# PhD Research OS — Architecture Map

> **WAKE-UP INSTRUCTION**: This file is the ground truth for all file locations,
> API configurations, and system topology. Read this FIRST before touching anything.

## System Topology

```
phd-research-os-brain/
├── ARCHITECTURE.md              ← YOU ARE HERE (project map)
├── AGENTS.md                    ← Agent role registry & contracts
├── MEMORY.md                    ← Persistent cross-session state
├── plan.md                      ← Current task plan (mutable)
├── HARNESS_EVOLUTION.md         ← ECC rule amendments log
│
├── train.py                     ← SFT training script (Qwen2.5-3B + QLoRA)
├── generate_dataset.py          ← Synthetic dataset generator (1900 examples)
│
├── phd_research_os/             ← CORE PACKAGE
│   ├── __init__.py              ← v1.0.0
│   ├── db.py                    ← SQLite data layer (Phase 0)
│   │                              Tables: claims, sources, goals, conflicts,
│   │                              decisions, overrides, experiments,
│   │                              api_usage_log, calibration_log, embedding_cache
│   │                              + companion_agents, agent_tasks, agent_audit_log
│   ├── agents.py                ← Original 6-role AI brain (ResearchOSBrain)
│   ├── agent_os.py              ← ECC HARNESS ORCHESTRATOR (companion AI factory)
│   │                              CompanionAgent lifecycle: spawn → preflight →
│   │                              plan → execute → postflight → retire
│   ├── pipeline.py              ← Paper ingestion (PDF → claims)
│   ├── obsidian_export.py       ← Obsidian vault export (one-directional)
│   ├── evaluation.py            ← Golden dataset eval harness + regression gate
│   ├── conflict_detector.py     ← Pairwise contradiction detection
│   └── backup.py                ← SQLite backup & restore
│
├── tests/
│   ├── test_db.py               ← 22 unit tests (data layer)
│   └── test_agent_os.py         ← ECC harness integration tests
│
└── output/
    └── research_os/
        └── db.py                ← Symlink/alias → phd_research_os/db.py
```

## API Configuration

| Provider | Env Variable | Default Model | Use Case |
|----------|-------------|---------------|----------|
| Anthropic | `ANTHROPIC_API_KEY` | claude-sonnet-4-20250514 | Primary brain + companion agents |
| OpenAI | `OPENAI_API_KEY` | gpt-4o-mini | Fallback |
| OpenRouter | `OPENROUTER_API_KEY` | (configurable) | Multi-model companion agents |
| HF Local | (model path) | nkshirsa/phd-research-os-brain | Fine-tuned local inference |

## Database Schema (db.py)

### Core Tables (Research OS)
- `claims` — Scientific claims with fixed-point confidence (×1000)
- `sources` — Paper metadata (DOI, journal tier, study type)
- `goals` — Research goals with priority ordering
- `conflicts` — Claim contradiction pairs (hypothesis_confidence ALWAYS "low")
- `decisions` — Proposed research actions with info gain scores
- `overrides` — Expert confidence overrides (lock mechanism)
- `experiments` — Lab data objects (manual approval required)
- `api_usage_log` — Cost tracking per API call
- `calibration_log` — Brier score data collection
- `embedding_cache` — Semantic cache (text_hash → embedding)

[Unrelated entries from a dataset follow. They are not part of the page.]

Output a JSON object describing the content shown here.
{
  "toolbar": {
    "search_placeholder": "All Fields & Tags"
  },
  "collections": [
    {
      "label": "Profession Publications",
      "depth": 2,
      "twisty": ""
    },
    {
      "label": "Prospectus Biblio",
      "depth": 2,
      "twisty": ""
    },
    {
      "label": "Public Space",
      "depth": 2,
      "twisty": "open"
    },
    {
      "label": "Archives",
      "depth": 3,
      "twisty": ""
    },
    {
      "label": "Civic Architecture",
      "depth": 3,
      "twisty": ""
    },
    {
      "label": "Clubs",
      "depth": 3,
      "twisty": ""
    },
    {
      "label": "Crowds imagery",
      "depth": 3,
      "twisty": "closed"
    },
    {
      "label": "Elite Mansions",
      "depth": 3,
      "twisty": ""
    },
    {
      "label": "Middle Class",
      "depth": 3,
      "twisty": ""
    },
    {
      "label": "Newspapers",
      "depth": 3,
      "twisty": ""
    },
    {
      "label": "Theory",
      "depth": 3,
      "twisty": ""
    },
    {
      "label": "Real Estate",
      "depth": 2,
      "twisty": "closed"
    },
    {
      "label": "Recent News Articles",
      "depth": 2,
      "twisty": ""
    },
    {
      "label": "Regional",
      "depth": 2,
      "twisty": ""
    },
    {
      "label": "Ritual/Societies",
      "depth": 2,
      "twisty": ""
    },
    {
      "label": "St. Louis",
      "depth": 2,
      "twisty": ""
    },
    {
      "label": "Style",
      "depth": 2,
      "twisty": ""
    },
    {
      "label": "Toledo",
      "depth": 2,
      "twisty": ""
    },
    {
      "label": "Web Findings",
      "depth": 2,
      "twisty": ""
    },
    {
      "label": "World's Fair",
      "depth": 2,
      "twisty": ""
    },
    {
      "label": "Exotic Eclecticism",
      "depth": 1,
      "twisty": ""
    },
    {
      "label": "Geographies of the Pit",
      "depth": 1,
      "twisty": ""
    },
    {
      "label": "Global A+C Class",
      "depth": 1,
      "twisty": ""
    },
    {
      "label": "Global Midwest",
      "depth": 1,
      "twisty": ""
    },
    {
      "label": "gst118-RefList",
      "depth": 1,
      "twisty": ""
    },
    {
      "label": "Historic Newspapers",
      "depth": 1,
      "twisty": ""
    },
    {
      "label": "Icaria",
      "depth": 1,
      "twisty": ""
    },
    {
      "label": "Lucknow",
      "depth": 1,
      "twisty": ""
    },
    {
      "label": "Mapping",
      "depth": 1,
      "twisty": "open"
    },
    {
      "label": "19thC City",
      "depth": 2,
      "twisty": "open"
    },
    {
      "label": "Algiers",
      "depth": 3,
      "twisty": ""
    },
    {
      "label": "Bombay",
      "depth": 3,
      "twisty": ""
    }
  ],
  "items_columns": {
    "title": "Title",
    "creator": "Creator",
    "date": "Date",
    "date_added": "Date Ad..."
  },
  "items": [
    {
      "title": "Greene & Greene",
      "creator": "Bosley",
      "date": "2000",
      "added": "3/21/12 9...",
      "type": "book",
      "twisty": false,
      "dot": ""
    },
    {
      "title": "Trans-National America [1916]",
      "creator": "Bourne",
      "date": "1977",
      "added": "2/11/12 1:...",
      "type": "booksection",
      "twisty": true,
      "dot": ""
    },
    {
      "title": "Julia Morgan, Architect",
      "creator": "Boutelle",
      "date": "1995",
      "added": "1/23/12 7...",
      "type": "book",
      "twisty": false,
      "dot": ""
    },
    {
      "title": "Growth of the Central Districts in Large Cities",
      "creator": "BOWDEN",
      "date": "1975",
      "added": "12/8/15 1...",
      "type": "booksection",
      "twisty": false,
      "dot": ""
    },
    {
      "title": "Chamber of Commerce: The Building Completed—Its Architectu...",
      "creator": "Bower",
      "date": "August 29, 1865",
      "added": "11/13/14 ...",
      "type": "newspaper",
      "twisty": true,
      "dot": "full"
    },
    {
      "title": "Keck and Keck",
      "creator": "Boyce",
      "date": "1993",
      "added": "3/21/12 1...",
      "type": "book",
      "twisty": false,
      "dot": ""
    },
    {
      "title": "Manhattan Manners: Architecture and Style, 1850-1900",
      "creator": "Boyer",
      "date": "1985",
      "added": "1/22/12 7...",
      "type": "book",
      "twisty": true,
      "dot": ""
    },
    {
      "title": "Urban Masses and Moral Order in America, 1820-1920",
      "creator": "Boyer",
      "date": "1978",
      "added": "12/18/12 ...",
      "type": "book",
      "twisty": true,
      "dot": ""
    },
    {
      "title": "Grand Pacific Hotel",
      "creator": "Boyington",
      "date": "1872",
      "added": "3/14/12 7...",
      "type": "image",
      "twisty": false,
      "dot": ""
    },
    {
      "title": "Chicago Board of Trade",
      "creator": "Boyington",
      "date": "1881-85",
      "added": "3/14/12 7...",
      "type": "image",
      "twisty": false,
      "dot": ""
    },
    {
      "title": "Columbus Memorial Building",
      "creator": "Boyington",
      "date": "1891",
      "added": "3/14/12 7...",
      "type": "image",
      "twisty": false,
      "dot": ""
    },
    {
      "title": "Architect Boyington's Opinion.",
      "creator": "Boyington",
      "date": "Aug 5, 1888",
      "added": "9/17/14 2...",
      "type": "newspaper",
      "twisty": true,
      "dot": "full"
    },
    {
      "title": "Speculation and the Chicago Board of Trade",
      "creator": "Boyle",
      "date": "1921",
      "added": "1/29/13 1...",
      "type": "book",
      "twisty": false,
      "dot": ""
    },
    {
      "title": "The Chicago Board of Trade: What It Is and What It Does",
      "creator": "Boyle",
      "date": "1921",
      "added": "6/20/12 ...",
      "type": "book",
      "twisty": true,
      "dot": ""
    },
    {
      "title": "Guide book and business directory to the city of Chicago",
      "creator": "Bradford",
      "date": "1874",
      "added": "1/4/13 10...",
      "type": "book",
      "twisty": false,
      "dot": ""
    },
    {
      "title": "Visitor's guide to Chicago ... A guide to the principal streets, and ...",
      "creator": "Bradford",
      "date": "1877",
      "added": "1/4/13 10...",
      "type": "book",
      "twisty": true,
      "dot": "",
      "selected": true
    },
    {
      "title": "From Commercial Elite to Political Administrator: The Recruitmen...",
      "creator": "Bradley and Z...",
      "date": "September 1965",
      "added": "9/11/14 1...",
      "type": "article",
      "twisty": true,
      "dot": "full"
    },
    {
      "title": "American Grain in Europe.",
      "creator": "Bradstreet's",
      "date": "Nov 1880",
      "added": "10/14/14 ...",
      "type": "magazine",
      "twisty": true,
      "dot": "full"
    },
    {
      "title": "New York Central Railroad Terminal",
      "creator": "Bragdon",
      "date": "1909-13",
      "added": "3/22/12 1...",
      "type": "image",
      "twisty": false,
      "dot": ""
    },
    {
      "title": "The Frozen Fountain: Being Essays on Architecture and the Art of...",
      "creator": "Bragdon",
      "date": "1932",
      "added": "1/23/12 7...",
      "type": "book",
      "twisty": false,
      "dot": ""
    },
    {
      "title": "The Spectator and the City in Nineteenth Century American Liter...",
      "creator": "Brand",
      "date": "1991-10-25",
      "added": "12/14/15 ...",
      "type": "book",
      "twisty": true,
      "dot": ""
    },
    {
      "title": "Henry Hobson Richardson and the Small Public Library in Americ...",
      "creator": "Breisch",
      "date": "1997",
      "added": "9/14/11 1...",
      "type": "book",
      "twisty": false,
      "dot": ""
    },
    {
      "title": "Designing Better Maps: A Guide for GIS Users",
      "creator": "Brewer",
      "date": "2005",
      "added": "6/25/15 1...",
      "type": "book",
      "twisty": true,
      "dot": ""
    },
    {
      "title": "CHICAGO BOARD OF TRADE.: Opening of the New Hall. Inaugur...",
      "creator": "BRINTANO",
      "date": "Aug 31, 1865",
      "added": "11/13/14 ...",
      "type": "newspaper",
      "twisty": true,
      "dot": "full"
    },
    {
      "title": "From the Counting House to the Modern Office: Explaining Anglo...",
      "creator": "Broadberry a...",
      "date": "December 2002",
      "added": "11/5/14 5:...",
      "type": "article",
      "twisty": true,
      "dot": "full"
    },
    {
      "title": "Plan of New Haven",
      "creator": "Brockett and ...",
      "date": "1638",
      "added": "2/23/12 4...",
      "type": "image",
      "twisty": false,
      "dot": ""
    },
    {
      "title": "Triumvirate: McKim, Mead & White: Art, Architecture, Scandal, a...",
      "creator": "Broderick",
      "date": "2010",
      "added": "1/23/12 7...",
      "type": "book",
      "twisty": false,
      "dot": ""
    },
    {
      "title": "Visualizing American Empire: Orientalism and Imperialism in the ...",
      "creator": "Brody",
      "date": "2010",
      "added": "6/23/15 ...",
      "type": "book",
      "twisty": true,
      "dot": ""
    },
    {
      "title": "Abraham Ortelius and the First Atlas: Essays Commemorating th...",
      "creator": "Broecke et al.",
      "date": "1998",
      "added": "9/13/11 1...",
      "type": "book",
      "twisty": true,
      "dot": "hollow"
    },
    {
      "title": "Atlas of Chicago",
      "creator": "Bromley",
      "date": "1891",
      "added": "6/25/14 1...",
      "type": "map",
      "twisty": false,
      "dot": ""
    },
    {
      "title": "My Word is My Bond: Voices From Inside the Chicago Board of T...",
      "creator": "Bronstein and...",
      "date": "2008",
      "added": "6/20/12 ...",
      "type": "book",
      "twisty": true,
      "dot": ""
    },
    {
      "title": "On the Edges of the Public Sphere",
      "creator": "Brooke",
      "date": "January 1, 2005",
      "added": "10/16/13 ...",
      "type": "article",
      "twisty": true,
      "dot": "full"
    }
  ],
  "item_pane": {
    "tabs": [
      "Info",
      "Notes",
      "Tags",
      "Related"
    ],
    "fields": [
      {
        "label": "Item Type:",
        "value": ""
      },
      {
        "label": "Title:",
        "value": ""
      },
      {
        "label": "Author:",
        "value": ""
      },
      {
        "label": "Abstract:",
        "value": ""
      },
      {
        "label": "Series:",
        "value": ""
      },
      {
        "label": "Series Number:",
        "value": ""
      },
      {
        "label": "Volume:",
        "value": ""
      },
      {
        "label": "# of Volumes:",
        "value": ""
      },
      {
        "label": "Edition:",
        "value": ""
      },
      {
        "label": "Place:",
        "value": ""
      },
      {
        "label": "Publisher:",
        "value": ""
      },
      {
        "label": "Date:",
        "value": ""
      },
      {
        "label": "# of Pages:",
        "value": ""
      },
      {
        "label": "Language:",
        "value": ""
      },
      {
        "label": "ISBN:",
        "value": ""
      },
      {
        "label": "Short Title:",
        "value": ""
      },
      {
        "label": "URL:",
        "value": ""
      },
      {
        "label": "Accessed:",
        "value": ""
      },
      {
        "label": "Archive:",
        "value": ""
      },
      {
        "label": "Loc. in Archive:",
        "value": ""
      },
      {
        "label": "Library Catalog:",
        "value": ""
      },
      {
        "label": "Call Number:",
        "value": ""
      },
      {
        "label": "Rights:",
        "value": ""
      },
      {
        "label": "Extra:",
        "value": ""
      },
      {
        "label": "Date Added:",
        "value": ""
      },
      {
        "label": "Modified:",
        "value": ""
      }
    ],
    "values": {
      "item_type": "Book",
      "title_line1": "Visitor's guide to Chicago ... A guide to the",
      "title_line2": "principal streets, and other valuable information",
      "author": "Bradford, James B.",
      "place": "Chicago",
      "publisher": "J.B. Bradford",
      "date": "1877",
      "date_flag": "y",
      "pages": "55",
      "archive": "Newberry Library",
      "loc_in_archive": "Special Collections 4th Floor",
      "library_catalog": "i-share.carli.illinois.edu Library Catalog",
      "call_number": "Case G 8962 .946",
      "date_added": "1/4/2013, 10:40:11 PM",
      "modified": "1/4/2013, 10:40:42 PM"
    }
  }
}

### ECC Harness Tables (agent_os.py)
- `companion_agents` — Registry of spawned companion AIs
- `agent_tasks` — Task lifecycle tracking (preflight → done)
- `agent_audit_log` — Every action, decision, and deviation logged

## Key Invariants (NEVER violate)

1. **Fixed-Point Math**: All probabilities stored as INTEGER × 1000. No floats in DB.
2. **Provenance**: All AI output is Level 5 (LLM Hypothesis). Human required for promotion.
3. **Hypothesis Confidence**: Conflict hypotheses are ALWAYS "low". Never auto-promote.
4. **Expert Override**: Once set, system cannot overwrite. Only human can change.
5. **Schema Version**: Every record carries `schema_version` tag.
6. **Companion Agent Isolation**: Companions cannot modify claims directly — they propose, humans approve.